“Caroline,” said Carey. “Caroline Howard.” She watched as Mrs Maynard’s dark eyes flitted to her ring finger.
“Very well, Miss Howard. How did you come by those photographs?” She nodded towards the two photographs lying side by side on the table.
“Someone sent them to me,” replied Carey, then she rushed on as she saw Mrs Maynard’s brows come together in a frown, “really, they did! And I don’t know who; I wish I did. They just came one day, in a box.” She explained the whole story, leaning forward with intensity. “Please, I just want to know who she is!” Mrs Maynard picked up the picture of the girl, and smiled faintly.
“I remember taking this,” she said after a moment. “Marie was almost eighteen. She’d just finished a year with Sadlers Wells. She was terrified that we’d left it too late, but of course we wouldn’t let her leave school proper until she’d at least done her ‘O’ Levels. Silly child, she was a wonderful dancer; everyone knew it. Her mother was as well, from what I could find out. I used to take photographs of everyone, you see, the day before the start of term. All my girls were grown up by then, of course, but Mary and Julia, my eldest granddaughters, were at the school by then, so I was still taking the photographs.

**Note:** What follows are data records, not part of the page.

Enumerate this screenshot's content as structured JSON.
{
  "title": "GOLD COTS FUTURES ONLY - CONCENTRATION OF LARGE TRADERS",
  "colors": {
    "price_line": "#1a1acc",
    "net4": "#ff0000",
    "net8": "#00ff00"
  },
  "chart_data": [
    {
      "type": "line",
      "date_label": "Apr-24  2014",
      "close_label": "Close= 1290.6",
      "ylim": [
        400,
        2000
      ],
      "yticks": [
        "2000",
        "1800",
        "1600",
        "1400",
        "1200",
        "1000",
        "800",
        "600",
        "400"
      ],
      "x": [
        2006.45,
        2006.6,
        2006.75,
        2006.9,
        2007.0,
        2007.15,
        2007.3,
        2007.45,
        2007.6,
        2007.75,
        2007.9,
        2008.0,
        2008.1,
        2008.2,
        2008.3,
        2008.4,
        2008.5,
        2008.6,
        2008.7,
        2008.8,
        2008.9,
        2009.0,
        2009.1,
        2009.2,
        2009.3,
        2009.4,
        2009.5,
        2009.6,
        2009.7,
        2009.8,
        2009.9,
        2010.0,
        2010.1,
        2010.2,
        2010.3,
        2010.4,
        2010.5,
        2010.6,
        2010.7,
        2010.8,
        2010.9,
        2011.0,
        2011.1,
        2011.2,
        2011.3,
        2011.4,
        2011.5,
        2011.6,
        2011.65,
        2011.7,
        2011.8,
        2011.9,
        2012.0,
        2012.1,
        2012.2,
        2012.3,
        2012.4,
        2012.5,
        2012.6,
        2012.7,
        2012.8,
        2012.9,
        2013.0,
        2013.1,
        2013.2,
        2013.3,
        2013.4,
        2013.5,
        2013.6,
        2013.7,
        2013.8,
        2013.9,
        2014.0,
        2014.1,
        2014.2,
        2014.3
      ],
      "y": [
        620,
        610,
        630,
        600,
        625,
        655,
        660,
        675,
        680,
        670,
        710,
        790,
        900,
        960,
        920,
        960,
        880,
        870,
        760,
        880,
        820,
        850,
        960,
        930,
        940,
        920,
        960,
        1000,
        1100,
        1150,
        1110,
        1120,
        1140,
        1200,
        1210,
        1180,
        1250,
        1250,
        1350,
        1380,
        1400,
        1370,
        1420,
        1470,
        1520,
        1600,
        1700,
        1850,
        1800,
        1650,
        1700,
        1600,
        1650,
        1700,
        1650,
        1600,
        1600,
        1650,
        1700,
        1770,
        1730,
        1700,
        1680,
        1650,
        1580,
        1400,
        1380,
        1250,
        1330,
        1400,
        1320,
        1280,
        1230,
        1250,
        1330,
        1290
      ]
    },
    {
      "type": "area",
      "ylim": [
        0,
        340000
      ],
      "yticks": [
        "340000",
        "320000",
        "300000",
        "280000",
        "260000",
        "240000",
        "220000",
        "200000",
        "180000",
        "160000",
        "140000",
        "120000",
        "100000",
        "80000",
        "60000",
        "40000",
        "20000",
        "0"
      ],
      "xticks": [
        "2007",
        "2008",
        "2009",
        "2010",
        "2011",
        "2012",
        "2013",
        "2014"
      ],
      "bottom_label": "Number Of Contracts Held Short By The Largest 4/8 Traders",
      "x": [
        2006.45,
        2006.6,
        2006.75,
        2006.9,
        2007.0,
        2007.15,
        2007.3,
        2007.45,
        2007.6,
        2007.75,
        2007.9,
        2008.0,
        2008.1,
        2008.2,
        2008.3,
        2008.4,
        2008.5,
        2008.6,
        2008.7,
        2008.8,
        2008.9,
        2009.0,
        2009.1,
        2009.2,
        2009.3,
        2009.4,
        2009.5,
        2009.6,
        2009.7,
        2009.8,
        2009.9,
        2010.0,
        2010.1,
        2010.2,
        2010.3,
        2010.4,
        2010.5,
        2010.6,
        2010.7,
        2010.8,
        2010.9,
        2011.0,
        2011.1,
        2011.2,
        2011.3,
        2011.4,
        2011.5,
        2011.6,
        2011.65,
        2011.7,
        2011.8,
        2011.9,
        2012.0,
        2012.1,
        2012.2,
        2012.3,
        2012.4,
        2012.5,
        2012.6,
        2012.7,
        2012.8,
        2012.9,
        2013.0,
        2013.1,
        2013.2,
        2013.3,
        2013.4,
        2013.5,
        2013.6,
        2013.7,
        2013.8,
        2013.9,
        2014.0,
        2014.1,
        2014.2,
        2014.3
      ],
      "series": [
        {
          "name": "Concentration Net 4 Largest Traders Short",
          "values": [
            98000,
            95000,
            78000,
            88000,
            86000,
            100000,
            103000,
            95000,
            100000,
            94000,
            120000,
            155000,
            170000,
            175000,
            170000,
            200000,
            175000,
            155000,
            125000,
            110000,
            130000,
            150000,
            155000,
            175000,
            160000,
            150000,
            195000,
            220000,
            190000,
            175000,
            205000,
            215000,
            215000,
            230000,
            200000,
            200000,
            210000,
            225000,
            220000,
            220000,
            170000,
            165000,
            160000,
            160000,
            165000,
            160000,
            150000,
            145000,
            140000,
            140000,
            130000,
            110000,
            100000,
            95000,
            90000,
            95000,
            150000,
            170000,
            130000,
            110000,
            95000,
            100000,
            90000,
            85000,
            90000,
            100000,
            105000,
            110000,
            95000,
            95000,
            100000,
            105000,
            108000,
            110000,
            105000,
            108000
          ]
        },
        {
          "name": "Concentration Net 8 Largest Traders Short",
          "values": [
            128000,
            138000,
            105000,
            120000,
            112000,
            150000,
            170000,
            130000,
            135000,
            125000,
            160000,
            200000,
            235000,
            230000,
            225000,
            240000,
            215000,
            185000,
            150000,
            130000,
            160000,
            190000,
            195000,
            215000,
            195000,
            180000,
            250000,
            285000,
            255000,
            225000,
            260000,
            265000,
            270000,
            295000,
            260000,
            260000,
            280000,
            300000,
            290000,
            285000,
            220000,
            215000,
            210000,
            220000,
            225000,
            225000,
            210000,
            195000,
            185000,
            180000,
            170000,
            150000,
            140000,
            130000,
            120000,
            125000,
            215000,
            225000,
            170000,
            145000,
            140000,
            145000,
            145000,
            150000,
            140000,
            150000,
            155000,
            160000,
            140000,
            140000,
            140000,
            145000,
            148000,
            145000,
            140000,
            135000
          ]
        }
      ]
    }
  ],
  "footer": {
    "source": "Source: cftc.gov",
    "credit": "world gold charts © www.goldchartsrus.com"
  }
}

So I took one of Marie as well, because she was due back in London.”
“I’m sorry, but… who is she?” A little startled, Mrs Maynard sat up straighter.
“I believe I was explaining,” she said, very much on her dignity. “Her name was Marie Claire de Mabillon, and she was our adopted daughter. Her parents were killed in a train crash, and since there was no-one else much interested, Jack – my husband – and I took her in. She grew up with us here, in Switzerland. You look very much like her, you know.” As Carey raised a self-conscious hand to her cheek, Mrs Maynard shook her head and smiled. “Oh, not so much in colouring and features, really, just… you have a look of her, as they say. The way you turn your head when you speak.”
“Where is she now?” asked Carey, quietly. She was confused beyond all bearing, because it was fairly obvious what she had to do with Marie now, and she wasn’t sure how that fitted with what she knew of herself. Mrs Maynard’s hand clenched around the arm of the chair.
“I… she’s dead, I’m afraid.” At this, Carey’s head shot up. This was not what she had expected to hear.
“Dead?” Mrs Maynard bowed her head.
“Yes. She must have died nearly thirty years ago now. She… she killed herself.” Carey’s hand flew to her mouth.
“Yes. She was pregnant. I don’t know if she had the baby; I always assumed she hadn’t.” She leaned forward, her expression urgent. “But now I think she must have done. You are her daughter, aren’t you?”